Fehlt noch Leon mit dem Down-Syndrom. Auch hier wiederholt sich ständig, dass er von "normalen" Menschen als Leuten mit zu wenig Chromosomen denkt. Leute, die neidisch sind auf sein zusätzliches Chromosom etc., etc., etc. Wenn so ein Gedankengang 1mal oder meinetwegen auch 2mal in einem Roman vorkommt, dann reicht das als Denkanstoß völlig aus. Man muss es nicht wie Kaugummi immer und immer wieder in Leons Gedankengänge einbauen. Ich bezweifele, dass Menschen mit Downsyndrom so etwas ständig denken. Ich finde es ohnehin schwierig, mir diesen Leon vorzustellen. Die einzige Information die man bekommt ist die, dass er Downsyndrom hat, aber offenbar nicht zu den stark davon Betroffenen zählt, denn sonst hätte er kaum Abitur und Uni schaffen können.
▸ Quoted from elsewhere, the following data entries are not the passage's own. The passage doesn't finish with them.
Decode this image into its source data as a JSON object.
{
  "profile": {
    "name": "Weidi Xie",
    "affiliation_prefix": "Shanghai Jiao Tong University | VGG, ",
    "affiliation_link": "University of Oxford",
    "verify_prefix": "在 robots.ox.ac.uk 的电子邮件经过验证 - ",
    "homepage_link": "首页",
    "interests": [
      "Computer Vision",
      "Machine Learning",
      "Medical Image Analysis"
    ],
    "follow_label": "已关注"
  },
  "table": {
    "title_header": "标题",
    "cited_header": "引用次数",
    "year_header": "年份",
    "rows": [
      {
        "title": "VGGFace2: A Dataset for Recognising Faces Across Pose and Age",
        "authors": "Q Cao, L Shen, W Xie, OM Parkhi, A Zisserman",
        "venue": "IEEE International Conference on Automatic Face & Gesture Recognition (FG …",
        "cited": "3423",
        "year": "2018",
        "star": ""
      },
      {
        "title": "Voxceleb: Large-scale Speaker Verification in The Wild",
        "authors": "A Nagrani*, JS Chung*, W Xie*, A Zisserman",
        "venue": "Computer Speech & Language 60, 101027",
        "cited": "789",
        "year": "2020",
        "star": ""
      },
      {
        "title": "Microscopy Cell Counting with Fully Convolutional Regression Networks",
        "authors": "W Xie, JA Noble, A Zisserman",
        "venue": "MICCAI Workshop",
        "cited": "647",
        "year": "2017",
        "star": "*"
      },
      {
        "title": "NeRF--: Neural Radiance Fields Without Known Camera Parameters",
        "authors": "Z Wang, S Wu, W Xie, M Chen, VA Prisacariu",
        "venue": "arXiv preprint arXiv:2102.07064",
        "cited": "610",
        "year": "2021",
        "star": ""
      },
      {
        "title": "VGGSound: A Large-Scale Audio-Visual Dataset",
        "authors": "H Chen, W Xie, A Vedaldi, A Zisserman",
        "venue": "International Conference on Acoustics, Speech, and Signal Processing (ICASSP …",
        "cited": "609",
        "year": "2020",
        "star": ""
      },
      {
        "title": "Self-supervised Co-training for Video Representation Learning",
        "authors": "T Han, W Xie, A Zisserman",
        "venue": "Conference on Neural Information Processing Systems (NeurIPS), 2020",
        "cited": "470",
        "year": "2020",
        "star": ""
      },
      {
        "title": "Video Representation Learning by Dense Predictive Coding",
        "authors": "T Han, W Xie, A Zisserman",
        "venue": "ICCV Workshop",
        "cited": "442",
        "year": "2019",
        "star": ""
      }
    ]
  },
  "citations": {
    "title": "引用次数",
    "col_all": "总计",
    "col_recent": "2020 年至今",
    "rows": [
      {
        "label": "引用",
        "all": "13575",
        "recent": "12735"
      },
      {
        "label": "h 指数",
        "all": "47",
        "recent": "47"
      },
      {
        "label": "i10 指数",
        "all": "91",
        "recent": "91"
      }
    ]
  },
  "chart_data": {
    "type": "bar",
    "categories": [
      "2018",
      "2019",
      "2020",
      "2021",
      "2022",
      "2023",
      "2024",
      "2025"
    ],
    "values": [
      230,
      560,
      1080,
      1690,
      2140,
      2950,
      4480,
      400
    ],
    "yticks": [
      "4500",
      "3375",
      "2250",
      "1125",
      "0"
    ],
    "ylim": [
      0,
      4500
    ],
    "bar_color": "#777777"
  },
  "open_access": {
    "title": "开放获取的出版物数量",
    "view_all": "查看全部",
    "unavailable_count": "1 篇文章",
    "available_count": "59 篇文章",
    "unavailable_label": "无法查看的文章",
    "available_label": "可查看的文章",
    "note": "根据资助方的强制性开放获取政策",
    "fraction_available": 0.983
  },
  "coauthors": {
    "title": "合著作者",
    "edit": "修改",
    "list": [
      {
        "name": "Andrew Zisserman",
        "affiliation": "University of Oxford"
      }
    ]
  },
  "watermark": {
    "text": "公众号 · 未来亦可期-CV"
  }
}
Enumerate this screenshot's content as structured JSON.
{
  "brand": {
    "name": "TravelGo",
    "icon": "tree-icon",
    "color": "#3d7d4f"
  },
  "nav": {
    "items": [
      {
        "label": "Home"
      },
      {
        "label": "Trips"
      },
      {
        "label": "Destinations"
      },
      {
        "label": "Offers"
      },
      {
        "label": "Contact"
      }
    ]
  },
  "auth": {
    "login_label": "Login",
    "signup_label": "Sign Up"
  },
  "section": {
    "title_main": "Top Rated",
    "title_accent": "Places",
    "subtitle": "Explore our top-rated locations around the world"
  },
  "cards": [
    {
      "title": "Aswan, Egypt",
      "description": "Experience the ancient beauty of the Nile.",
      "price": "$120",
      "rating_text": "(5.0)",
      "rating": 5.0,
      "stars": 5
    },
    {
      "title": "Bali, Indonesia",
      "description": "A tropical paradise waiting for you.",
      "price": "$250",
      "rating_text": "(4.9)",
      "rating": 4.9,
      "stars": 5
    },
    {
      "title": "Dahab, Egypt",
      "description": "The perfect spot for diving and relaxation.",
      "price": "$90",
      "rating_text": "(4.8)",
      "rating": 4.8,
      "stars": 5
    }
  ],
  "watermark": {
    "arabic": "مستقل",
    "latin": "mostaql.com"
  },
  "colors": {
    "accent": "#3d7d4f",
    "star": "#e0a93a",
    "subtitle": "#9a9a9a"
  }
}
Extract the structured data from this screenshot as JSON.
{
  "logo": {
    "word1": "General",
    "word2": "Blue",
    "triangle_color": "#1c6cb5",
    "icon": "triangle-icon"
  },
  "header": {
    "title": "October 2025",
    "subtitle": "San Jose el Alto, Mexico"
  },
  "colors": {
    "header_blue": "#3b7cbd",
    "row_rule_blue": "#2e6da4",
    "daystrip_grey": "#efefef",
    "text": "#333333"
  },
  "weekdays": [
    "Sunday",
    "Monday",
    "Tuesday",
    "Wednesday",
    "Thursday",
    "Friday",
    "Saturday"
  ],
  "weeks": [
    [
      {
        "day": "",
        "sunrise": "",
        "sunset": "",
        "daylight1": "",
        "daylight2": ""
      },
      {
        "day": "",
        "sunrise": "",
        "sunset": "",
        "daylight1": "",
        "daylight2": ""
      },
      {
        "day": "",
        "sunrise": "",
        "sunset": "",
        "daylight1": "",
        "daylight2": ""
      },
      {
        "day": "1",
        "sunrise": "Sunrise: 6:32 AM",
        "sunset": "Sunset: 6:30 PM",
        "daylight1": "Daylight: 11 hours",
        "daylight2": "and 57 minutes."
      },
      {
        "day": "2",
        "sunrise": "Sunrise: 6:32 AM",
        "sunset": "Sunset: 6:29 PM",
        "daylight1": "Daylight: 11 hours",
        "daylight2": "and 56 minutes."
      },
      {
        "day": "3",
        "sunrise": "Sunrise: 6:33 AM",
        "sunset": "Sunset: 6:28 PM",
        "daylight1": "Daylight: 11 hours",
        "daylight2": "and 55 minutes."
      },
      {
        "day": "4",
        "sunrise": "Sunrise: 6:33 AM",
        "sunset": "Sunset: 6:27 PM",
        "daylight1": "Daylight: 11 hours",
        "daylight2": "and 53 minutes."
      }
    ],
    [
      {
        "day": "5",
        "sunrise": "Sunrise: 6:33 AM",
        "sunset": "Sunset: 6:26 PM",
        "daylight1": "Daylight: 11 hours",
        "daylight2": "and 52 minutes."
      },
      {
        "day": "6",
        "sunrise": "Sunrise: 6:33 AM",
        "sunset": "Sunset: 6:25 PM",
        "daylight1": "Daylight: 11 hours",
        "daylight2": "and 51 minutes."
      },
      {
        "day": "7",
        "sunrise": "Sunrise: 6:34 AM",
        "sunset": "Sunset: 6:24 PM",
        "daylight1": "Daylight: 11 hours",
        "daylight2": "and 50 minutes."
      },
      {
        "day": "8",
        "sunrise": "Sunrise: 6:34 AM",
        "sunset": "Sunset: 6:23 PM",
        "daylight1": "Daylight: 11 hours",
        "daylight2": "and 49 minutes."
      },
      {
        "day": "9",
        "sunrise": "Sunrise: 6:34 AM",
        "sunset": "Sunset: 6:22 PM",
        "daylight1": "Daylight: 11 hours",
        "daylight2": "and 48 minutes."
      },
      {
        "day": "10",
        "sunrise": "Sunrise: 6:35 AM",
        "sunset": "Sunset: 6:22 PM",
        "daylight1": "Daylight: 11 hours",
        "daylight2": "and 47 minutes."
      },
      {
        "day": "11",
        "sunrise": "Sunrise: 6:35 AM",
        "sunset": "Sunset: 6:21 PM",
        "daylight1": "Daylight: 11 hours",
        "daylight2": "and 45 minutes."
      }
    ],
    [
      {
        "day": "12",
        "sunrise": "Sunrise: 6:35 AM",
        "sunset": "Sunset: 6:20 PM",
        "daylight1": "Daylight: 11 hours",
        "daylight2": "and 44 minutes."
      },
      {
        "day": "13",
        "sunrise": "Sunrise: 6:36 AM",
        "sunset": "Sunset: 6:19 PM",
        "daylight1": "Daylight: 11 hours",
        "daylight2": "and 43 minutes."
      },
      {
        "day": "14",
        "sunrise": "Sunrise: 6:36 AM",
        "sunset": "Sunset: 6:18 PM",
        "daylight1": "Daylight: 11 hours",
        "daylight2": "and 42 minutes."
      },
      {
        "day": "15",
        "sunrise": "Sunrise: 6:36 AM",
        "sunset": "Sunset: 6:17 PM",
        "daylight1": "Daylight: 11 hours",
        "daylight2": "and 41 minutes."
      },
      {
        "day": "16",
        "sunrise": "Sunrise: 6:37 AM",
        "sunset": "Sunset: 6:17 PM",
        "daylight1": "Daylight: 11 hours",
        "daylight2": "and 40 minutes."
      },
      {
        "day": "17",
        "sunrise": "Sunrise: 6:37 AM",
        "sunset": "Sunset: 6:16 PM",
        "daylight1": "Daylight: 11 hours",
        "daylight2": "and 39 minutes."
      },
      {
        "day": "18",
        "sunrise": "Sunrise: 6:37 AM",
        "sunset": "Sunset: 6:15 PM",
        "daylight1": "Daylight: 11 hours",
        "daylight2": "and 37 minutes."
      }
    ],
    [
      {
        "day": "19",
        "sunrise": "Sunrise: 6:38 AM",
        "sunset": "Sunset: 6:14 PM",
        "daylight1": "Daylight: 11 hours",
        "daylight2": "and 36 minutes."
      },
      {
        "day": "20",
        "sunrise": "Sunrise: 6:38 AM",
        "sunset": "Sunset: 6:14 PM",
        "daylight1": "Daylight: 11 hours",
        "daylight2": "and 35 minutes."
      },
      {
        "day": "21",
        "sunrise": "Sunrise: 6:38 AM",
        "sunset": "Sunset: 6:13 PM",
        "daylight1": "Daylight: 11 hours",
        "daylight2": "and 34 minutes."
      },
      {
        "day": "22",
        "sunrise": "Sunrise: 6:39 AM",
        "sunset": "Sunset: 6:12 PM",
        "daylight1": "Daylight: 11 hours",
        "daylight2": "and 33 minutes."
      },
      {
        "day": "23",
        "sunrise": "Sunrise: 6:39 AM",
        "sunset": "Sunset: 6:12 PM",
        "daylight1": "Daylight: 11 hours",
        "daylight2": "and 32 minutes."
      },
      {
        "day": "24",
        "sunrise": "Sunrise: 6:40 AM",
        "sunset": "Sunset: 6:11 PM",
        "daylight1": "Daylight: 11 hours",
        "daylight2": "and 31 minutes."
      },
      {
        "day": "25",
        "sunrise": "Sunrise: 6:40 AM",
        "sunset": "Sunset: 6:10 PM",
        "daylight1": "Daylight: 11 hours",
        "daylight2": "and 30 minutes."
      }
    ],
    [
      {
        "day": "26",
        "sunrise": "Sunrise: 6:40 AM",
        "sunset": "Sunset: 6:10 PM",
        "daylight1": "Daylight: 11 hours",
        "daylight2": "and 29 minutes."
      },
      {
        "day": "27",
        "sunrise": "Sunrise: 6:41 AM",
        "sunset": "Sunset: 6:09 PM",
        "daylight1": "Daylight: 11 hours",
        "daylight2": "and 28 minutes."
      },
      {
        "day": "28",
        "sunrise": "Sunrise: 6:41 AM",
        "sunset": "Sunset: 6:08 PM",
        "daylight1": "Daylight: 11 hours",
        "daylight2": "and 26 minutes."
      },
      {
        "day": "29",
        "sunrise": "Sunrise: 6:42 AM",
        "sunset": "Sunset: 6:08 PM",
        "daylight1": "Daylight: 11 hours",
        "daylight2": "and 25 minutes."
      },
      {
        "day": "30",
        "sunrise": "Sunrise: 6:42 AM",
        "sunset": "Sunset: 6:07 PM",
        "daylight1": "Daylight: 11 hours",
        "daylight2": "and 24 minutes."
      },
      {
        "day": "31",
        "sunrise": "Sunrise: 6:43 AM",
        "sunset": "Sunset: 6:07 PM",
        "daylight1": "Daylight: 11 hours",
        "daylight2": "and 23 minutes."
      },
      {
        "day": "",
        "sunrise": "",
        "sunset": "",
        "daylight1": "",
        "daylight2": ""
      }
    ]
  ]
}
Leider bleibt auch diese Person für mich völlig nebulös.  

Der für mich interessanteste Part dieses Romans war der über das italienische Dorf Riace. Ich kannte die Geschichte dieses Dorfes zuvor nicht und habe mich unmittelbar an Tante Google gewandt, um herauszufinden, ob es dieses Dorf tatsächlich gibt - was der Fall ist - auch wenn es im Roman beschönigend dargestellt wird. Im net findet man eine Reihe Berichte, die nicht alle rundum begeistert sind, weil auch dort die Flüchtlinge letztlich nur benutzt werden. Sie werden als billige Arbeitskräfte genutzt, tragen ein großes Teil zur Finanzierung der Gemeinde bei durch die Zuschüsse des Landes pro Flüchtling, halten so das Dorf am Leben, verbringen jedoch ihre Freizeit größtenteils unter sich - die Einheimischen möchten in ihrer Freizeit dann doch nicht wirklich was mit den Flüchtlingen zu tun haben - zumindest in der Realität von Riace. Trotzdem funktioniert es zumindest so lange, wie der Asylantrag in Bearbeitung ist. Wird er abgelehnt oder auch bewilligt, muss der Flüchtling Riace räumen - dann gibt es nämlich auch kein Geld mehr von Vater Staat. Das wird wohlweißlich verschwiegen und nur ganz diffus angedeutet im Roman, denn Mimmo, Riaces Bürgermeister, drückt sich vor der Antwort auf Enriques Frage und auch der Leser bleibt im Ungewissen.

Trotzdem empfinde ich gerade wegen des Beispiels Riace das Ende des Buches durchaus nicht als utopisch. Es wäre praktikabel und auch hier habe ich oft genug gedacht, dass es im geplanten Braunkohleabbau-Gebiet mehr als genug Möglichkeiten gäbe, Asylsuchende für einen längeren Zeitraum menschenwürdig in den verlassenen Dörfern mit geplantem Abriss unterzubringen. 

Fazit: Eine in meinen Augen nicht wirklich gelungene Umsetzung, gleich mehrere brisante Themen in einem Roman unterzubringen. Hier wäre weniger vermutlich mehr gewesen. Trotzdem heiligt das Thema doch zumindest im Ansatz die Mittel und daher gibt es 3 Punkte von mir.